There was no talk of revenge or redemption by the No. 2 Archbishop Spalding softball team after falling short in its bid for a third straight Interscholastic Athletic Association of Maryland A Conference title last season.
The Cavaliers just focused this season on reclaiming their position atop the league. That mantra helped them go undefeated in the conference, and yesterday, Spalding maintained that momentum with a 5-0 victory over visiting Seton Keough in the IAAM semifinals.
Elaine Nescio pitched another gem by going all seven innings and allowing one hit with four strikeouts. The Cavaliers will play Institute of Notre Dame or Mount de Sales, whose semifinal was postponed because of rain, as they search for their sixth title since 2000.
"It all starts with the seniors," Spalding coach Paul O'Brien said. "They are really intent on having a special season. This clean play, this focus is nothing but the result of senior leadership."
The Cavaliers (16-1) had a wide-ranging list of contributors yesterday. Freshman Emily Weiman got three of Spalding's 10 hits and knocked in two runs. The team also got RBIs from senior Meghan Van Meter, sophomore Jean Sonni and junior Nescio.
Spalding got two runs in the first inning with Van Meter's RBI double and a triple by Weiman. The Cavaliers scored twice more in the third on a double by Weiman and a single by Nescio.
Sonni's sacrifice fly in the sixth rounded out the scoring. Nescio retired the first 14 batters before allowing a two-out double to Michelle Campbell.

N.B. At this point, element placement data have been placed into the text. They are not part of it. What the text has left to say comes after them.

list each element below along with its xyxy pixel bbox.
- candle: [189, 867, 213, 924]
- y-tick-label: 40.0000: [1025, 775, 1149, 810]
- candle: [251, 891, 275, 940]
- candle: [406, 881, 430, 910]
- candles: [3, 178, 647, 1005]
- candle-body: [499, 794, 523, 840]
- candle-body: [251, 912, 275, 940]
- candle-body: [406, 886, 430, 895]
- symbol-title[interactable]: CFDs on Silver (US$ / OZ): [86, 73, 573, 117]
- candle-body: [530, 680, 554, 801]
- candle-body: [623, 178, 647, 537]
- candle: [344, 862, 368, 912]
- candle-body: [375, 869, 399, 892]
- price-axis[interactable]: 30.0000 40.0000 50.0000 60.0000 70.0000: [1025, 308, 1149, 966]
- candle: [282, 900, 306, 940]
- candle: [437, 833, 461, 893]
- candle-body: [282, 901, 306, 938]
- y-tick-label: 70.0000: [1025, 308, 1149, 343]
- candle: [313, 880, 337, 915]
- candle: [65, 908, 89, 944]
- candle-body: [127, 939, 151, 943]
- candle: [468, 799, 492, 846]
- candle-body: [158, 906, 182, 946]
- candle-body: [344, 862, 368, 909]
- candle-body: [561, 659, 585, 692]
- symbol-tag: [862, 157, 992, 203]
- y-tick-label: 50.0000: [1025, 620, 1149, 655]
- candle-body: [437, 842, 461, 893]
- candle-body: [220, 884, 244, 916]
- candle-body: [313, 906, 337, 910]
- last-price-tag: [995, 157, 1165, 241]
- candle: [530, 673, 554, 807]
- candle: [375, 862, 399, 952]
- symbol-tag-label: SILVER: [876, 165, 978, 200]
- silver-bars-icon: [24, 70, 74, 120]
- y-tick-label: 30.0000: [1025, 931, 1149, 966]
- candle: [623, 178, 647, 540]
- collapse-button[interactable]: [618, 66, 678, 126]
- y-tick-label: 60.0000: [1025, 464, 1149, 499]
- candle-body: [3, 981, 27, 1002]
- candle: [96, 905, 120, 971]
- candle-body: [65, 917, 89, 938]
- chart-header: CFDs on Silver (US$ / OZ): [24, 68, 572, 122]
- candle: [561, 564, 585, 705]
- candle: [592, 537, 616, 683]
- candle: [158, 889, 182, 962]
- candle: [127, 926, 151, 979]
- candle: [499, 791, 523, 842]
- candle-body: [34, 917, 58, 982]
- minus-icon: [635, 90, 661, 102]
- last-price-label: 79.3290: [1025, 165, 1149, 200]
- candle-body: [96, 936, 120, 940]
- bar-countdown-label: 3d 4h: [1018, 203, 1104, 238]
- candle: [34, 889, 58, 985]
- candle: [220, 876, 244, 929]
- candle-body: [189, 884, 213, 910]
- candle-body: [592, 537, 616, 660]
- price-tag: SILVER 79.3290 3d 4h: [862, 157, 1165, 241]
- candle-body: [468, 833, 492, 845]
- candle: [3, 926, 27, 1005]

"Our defense played incredible today," Nescio said. "Everybody did what they were supposed to do. We hit, we pitched well, we played defense."
The Gators had some bright spots, too. Freshman Megan Hyson came in to pitch in the fourth inning and completed the game with seven strikeouts, allowing one hit.
Seton Keough coach Dave Bowyer, The Sun's 2007 Coach of the Year, was disappointed the way the season ended, but said the Gators (7-8) are in position to contend for the conference title next year, losing only two seniors.
"They were more prepared than we were," Bowyer said. "They hit the ball and we didn't. That was the game."